Por consejo de Paul Ehrlich, en 1896 Wassermann investigó la reacción toxinas-antitoxinas en la sangre. Llegó a apoyar la teoría de las cadenas laterales de su amigo Ehrlich.También realizó estudios en paralelo con los desarrollados por Paul Th. Uhlenhuth, aunque siguiendo un camino diferente. Señaló la posibilidad de diferenciar la albúmina por procedimientos serológicos y en un trabajo escrito con Albert Schütze, describió sus aplicaciones prácticas («Über eine neue forensische Methode zur Unterscheidung von Menschen- und Thierblut»). Wassermann ya había sugerido a Koch que la sangre de los humanos y de los animales podían diferenciarse por medio de anticuerpos específicos para los eritrocitos.

Wassermann comenzó a trabajar en 1900 en las reacciones de fijación del complemento junto con Albert Neisser, quien había viajado a Java para estudiar la transmisión de la sífilis de algunos primates al hombre, y su ayudante Carl Bruck (ambos pertenecían al grupo de Breslau). Desarrollaron una prueba de detección de anticuerpos en personas infectadas por la espiroqueta (Treponema pallidum), proporcionando la base para el desarrollo del serodiagnóstico de la infección sifilítica («Eine serodiagnostische Reaktion bei Syphilis»). Esta reacción o prueba lleva el nombre de Wassermann o de Wassermann-Neisser-Bruck.
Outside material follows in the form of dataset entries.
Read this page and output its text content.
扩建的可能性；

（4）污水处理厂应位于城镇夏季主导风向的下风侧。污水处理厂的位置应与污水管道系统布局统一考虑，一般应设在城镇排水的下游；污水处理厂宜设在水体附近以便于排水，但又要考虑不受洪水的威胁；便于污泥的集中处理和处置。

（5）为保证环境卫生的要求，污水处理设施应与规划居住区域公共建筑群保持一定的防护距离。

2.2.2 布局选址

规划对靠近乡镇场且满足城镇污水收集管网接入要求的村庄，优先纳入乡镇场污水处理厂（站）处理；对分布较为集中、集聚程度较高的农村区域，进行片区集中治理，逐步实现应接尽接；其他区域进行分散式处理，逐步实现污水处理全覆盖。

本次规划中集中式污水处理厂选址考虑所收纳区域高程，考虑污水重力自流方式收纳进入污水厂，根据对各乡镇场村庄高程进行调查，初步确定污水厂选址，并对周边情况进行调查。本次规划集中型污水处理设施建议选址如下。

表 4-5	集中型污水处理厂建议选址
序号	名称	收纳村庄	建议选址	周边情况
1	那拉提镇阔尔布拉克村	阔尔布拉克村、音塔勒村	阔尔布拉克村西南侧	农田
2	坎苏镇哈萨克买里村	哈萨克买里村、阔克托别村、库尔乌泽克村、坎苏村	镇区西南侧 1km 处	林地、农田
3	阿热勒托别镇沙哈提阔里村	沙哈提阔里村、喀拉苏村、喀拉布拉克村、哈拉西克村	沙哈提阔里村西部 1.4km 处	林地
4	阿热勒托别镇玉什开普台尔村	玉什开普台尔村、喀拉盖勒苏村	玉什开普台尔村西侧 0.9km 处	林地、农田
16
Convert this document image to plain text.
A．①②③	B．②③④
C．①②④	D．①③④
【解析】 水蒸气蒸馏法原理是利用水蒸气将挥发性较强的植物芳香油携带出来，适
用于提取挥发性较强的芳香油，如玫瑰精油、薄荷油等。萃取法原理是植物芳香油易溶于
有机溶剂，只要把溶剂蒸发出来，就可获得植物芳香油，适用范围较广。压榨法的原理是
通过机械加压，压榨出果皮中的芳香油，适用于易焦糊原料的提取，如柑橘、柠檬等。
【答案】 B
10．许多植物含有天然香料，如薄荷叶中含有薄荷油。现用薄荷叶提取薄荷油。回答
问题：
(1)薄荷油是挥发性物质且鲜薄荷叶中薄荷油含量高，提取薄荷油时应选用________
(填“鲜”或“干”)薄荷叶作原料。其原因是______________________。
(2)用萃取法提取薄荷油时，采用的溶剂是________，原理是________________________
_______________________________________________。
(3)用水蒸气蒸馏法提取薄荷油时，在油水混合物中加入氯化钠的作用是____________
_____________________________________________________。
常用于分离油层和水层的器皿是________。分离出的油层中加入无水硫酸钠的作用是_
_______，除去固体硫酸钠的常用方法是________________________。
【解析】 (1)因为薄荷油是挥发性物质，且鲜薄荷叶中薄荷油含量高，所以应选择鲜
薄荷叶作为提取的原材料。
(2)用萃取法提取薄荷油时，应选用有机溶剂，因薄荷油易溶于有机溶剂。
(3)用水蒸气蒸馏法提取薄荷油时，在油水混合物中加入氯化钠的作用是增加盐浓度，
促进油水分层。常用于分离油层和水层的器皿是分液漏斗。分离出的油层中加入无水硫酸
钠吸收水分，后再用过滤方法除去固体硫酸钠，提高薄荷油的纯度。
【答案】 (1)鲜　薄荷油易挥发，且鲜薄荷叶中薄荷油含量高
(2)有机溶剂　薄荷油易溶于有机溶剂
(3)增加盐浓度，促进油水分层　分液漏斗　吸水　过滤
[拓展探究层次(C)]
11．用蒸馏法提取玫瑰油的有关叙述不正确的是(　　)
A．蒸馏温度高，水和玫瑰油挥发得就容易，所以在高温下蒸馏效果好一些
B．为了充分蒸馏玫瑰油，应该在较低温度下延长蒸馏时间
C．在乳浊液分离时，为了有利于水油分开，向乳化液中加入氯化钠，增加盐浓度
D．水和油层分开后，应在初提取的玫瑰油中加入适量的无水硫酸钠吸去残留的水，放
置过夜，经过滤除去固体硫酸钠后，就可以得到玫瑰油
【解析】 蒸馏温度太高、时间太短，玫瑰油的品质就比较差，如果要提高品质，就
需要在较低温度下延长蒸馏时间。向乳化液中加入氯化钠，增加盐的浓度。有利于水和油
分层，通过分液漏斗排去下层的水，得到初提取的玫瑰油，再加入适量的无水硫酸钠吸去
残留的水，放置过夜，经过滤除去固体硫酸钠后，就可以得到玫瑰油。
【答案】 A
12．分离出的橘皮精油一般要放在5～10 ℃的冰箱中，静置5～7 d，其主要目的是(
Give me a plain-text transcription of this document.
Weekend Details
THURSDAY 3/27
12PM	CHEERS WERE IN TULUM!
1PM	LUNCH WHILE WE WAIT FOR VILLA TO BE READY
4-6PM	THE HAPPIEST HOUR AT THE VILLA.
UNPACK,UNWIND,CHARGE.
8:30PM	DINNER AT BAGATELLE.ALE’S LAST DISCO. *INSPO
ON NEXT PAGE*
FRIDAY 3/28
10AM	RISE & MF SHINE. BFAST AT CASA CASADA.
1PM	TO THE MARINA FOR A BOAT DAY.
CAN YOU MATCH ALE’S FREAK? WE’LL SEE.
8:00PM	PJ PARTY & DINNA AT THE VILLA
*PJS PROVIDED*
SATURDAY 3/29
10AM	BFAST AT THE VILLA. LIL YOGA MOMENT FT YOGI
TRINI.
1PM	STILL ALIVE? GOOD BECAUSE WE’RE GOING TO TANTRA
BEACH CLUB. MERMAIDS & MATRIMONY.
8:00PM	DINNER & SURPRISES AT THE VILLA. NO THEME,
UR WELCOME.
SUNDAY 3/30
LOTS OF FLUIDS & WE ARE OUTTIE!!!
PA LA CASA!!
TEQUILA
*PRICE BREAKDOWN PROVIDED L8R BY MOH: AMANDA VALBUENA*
Sucedía este hecho un año después de que Richard Fritz Schaudinn (1871-1906) y Paul Erich Hoffmann (1868-1959) demostraran que el Treponema era el agente causal de la enfermedad. Wassermann hizo referencia a los trabajos que también habían desarrollado J.J.B. Bordet (1870-1961) y O. Gengou (1875-1957) en su búsqueda de una reacción parecida para el diagnóstico de la tuberculosis, y las ideas de Ehrlich sobre la formación de anticuerpos.

La prueba de Wassermann ha sufrido modificaciones, pero se extendió rápidamente. A finales de la década de los años veinte del siglo XX ya eran miles los trabajos que la citaban. Con las aportaciones que supuso, también se abría el camino para la terapéutica, tema que fue desarrollado como sabemos, por Paul Ehrlich.

En 1913 se le creó el Instituto Kaiser Wilhelm de Investigación Terapéutica en Berlín. Cuando estalló la primera guerra mundial todo el equipo se trasladó al frente oriental en Rusia. Durante la última fase de la guerra, Wassermann fue nombrado jefe ejecutivo de la sección de higiene y bacteriología del Ministerio de Guerra Prusiano. En 1921 se reestructuró el Instituto y cambió su nombre por el de Instituto Kaiser Wilhelm de Terapéutica experimental y bioquímica.

Wassermann también trabajó en el tema de la fisiología y terapéutica de los tumores y en las reacciones del complemento en la tuberculosis, pero no llegó a alcanzar resultados tan destacados como los que logró con la sífilis.

Junto con Rudolf Graus fundó el Freie Vereinigung für Mikrobiologie en 1906. Fue presidente de la Akademie für die Wissenschaften des Judentums, y en 1921 fue premiado con el Premio Hans-Aronson. También recibió nombramientos honoríficos de Prusia, Bélgica, Japón, Rumanía, España y Turquía.

Parece que fue un hombre impulsivo, que vestía con elegancia, y era un magnífico orador. Según se dice, era capaz de explicar con claridad y sencillez temas complejos a audiencias poco preparadas.

Afectado por la enfermedad de Bright murió el 16 de marzo de 1925 en Berlín. Tras su muerte, el Instituto fue cerrado y sólo quedó como un departamento de inmunoquímica del Instituto kaiser Wilhelm de Bioquímica. En 1895 se había casado con Alice von Taussig; tuvieron dos hijos.